Дядька Петрусь был шутник. Я его помню сызмала. И сколько помню, столько он бедовал и шутил.
До этого пожара он погорел было еще почище, даже и погреба тогда не осталось. Незадолго до смерти Аркадика умерла жена, а еще раньше — старший сын, Михаль, тоже уже взрослым парнем. Ну, а вечные нехватки да тяжкий труд, что на себя, что на других, — это уж и не в счет. А он был, казалось, всегда веселый, все выдумывал что-то.
Мы жили по соседству, и они, когда погорели, зимовали у нас. Пошел он в первое утро после пожара к горькому своему гнезду, постоял перед печью, что одна уцелела, пришел и говорит женке:
— А куры наши в подпечке квохчут! Пойди-ка, Алена, посыпь им чего. Время-то позднее!..
Померла тетка Алена, так он сам после похорон отвозил попа. Был у нас такой поп, здоровила и грубиян, любил выпить, а в прежнем приходе и к бабе какой-то, говорили, хаживал, так у нас его называли Распутин. Повез его дядька Петрусь и горе горем, а не выдержал-таки: будто ненароком, опрокинулся с батюшкой в сугроб.
— Дал мне Распутин молебен, так уж дал!..
Даже когда помер Аркадик и дядька остался в хате один, потому что Лида была уже замужем, старик натуре своей не изменил. Встретил я его как-то на тропке за гумнами и не успел спросить, откуда, как он сам сказал мне:
— К Аркадею ходил. Что ни спрошу, ничего, шельма, не хочет говорить!..
А ведь зачастую видели, плакал он на могиле. Однажды так и заснул, обхватив зеленый холмик руками.
Чем больше била человека лихая судьбина, тем труднее было ему делать веселый вид. Когда забрали немцы дочку с малышами и зятя, старик умолк и, кажется, вовсе сдал.

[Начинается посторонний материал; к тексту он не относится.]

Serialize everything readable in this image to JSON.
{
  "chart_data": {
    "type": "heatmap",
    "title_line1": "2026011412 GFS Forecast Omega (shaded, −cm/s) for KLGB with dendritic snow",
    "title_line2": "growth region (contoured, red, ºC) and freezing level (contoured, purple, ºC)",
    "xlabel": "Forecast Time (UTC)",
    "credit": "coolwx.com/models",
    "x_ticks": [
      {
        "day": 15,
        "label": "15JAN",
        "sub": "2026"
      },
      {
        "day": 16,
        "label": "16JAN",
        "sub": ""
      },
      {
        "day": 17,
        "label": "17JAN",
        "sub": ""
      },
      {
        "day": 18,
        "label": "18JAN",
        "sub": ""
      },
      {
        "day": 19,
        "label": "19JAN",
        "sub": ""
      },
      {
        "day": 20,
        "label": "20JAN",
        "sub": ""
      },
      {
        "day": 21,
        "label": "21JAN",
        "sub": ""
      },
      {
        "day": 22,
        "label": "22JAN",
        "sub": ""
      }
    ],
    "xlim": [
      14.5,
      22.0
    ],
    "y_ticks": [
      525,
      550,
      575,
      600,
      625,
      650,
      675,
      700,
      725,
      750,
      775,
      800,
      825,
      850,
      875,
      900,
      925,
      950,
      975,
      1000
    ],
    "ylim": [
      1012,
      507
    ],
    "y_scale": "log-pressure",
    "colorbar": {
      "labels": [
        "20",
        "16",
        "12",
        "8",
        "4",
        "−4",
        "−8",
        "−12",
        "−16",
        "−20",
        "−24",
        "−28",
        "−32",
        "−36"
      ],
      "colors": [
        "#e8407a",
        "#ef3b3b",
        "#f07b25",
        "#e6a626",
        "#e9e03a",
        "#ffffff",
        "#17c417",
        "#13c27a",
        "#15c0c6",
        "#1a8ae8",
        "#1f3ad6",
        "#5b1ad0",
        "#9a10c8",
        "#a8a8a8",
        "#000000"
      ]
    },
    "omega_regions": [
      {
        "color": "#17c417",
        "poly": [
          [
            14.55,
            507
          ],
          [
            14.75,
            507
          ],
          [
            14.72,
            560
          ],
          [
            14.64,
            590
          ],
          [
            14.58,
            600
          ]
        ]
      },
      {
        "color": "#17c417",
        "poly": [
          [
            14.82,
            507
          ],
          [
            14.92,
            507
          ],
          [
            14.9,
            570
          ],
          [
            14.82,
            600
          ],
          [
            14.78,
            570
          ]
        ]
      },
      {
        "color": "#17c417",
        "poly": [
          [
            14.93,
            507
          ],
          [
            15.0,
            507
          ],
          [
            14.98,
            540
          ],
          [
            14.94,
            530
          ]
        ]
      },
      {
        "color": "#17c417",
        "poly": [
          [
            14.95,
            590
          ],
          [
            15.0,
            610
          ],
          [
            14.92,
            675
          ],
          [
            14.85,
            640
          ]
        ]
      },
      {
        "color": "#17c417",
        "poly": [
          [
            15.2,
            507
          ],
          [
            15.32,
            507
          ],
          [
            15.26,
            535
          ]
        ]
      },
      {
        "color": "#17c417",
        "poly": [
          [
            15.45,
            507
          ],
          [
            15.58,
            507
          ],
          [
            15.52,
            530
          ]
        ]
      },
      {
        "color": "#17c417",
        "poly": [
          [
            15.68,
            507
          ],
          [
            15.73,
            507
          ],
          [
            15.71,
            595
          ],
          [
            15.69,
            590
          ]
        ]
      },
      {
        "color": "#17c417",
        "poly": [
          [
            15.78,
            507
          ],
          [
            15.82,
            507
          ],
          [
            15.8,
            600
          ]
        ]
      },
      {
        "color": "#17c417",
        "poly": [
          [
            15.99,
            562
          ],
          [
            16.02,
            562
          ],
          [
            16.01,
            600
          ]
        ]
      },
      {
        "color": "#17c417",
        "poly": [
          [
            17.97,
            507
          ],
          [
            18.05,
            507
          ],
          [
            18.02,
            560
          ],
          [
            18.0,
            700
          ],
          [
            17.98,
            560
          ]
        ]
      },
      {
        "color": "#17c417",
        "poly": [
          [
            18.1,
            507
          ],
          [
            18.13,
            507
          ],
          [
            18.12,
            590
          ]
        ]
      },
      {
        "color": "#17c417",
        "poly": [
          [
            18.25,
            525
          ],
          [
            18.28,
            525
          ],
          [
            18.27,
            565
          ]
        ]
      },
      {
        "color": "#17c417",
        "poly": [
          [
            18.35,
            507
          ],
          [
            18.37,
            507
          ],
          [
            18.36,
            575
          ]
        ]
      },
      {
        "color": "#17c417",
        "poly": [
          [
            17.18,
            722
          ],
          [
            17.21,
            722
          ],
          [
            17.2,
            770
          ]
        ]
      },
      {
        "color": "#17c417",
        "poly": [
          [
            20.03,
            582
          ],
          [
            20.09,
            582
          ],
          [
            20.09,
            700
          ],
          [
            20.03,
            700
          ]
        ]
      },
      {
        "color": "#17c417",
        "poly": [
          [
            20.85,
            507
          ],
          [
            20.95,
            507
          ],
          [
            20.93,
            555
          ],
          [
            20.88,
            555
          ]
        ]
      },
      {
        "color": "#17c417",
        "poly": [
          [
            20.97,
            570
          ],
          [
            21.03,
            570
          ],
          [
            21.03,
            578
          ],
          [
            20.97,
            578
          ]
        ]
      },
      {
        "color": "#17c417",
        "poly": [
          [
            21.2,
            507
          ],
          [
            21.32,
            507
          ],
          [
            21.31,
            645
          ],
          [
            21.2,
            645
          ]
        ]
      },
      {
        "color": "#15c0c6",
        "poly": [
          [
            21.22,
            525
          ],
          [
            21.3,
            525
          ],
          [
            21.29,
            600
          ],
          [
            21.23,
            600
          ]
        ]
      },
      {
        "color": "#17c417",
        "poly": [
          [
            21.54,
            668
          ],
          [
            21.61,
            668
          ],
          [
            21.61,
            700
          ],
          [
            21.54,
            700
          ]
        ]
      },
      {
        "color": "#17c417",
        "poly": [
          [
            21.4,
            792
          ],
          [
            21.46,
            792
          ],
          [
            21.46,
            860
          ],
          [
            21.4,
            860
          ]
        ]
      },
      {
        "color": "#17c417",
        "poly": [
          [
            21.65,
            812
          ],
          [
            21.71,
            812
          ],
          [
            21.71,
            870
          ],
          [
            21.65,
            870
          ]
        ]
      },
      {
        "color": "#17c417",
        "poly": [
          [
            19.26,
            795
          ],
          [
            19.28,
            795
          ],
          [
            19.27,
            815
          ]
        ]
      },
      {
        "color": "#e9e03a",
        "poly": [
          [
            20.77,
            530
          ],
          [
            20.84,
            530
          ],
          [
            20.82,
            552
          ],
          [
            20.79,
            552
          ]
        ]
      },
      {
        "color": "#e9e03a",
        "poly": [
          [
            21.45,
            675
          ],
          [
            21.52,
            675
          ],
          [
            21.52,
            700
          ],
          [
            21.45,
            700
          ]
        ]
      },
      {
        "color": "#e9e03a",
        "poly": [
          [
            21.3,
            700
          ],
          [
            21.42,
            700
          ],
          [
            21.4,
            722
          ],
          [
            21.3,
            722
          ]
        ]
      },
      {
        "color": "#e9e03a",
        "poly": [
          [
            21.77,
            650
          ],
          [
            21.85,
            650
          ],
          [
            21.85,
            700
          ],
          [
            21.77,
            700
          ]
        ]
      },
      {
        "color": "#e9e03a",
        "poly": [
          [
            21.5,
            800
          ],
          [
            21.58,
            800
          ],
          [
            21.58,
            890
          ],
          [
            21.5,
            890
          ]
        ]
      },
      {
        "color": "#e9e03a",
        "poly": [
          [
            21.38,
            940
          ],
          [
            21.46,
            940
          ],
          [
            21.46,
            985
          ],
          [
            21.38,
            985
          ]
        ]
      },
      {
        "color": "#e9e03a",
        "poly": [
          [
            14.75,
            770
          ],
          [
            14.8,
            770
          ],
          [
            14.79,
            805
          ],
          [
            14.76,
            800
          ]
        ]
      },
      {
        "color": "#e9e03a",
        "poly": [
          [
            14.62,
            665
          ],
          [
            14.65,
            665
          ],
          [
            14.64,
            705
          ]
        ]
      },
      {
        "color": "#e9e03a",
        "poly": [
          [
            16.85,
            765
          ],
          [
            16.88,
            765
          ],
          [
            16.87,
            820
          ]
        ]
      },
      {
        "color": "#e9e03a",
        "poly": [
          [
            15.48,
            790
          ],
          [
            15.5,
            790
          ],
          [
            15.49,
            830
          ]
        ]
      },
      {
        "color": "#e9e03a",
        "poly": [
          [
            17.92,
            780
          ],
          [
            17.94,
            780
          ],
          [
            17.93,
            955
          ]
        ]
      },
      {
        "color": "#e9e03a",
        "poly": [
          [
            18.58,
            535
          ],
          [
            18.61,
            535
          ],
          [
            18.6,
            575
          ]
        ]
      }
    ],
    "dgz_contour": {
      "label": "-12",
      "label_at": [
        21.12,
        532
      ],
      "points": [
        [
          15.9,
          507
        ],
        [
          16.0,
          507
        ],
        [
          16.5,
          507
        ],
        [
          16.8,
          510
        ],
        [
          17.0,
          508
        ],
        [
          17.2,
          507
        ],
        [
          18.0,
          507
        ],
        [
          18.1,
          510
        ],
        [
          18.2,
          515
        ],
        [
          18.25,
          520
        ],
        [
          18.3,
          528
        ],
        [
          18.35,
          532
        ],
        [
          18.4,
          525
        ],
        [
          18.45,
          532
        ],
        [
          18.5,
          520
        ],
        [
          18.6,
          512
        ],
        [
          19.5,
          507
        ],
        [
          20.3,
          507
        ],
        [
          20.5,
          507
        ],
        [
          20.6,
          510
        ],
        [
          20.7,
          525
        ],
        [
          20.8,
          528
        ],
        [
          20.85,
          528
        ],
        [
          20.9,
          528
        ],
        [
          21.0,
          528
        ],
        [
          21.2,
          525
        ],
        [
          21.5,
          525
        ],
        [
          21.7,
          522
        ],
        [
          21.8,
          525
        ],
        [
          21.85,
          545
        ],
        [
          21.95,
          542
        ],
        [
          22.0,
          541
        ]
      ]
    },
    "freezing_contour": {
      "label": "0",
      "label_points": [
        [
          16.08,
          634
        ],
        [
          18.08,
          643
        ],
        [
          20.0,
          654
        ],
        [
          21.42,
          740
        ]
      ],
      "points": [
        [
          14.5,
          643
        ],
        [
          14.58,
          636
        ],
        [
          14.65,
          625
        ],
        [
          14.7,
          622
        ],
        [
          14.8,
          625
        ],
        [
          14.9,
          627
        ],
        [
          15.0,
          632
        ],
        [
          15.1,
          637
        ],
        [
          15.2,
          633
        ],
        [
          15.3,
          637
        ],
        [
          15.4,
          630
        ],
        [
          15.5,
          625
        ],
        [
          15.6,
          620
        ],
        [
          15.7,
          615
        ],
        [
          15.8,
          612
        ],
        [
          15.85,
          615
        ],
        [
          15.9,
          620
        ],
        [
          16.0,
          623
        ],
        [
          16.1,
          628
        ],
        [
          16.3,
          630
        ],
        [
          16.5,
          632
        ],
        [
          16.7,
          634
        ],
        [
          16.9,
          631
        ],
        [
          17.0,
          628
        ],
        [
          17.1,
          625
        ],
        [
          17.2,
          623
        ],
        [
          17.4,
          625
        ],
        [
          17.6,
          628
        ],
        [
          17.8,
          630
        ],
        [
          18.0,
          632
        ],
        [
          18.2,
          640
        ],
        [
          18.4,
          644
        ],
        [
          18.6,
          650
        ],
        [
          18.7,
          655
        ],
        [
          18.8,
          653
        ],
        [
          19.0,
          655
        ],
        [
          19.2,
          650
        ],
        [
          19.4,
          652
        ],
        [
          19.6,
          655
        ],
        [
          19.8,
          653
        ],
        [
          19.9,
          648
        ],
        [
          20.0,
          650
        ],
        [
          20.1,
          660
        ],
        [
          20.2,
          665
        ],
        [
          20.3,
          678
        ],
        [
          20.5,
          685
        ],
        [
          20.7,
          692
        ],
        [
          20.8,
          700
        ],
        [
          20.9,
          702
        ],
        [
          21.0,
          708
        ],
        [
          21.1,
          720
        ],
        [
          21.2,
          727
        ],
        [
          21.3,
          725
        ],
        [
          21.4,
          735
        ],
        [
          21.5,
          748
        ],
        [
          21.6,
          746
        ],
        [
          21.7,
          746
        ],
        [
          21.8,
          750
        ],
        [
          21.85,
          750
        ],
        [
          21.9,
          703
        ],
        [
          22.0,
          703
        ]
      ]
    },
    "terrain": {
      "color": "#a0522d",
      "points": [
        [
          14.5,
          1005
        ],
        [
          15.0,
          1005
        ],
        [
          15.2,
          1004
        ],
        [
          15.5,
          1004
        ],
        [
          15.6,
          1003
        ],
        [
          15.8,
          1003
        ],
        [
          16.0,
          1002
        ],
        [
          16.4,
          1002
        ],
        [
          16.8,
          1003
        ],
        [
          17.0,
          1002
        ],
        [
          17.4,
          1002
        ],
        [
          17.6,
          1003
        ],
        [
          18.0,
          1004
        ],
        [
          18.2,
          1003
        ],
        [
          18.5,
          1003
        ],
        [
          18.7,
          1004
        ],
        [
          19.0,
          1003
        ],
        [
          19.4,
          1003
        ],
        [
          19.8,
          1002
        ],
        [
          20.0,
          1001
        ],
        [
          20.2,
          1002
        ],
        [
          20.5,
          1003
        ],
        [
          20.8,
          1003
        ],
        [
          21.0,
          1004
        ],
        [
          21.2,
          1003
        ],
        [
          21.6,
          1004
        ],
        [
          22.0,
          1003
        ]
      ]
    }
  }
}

У Лиды был сынок, который на потеху деду не выговаривал еще как следует свое имя, — большеротый, смешливый Уван. Была и внучка Соня, пискля в пеленках, не больно много веселья. А внука дядька Петрусь, оставшись в одиночестве, очень полюбил. Дед то туда, на хутор, топает — по делу какому-нибудь или больше так, то он Увана в деревню несет, по выгону стежкой среди кочек; он с ним разговаривает, как со взрослым, расхаживая по двору, или они в хате раскорячатся друг перед другом на четвереньках и гавкают и хохочут — хоть ты обоих ставь в угол на колени.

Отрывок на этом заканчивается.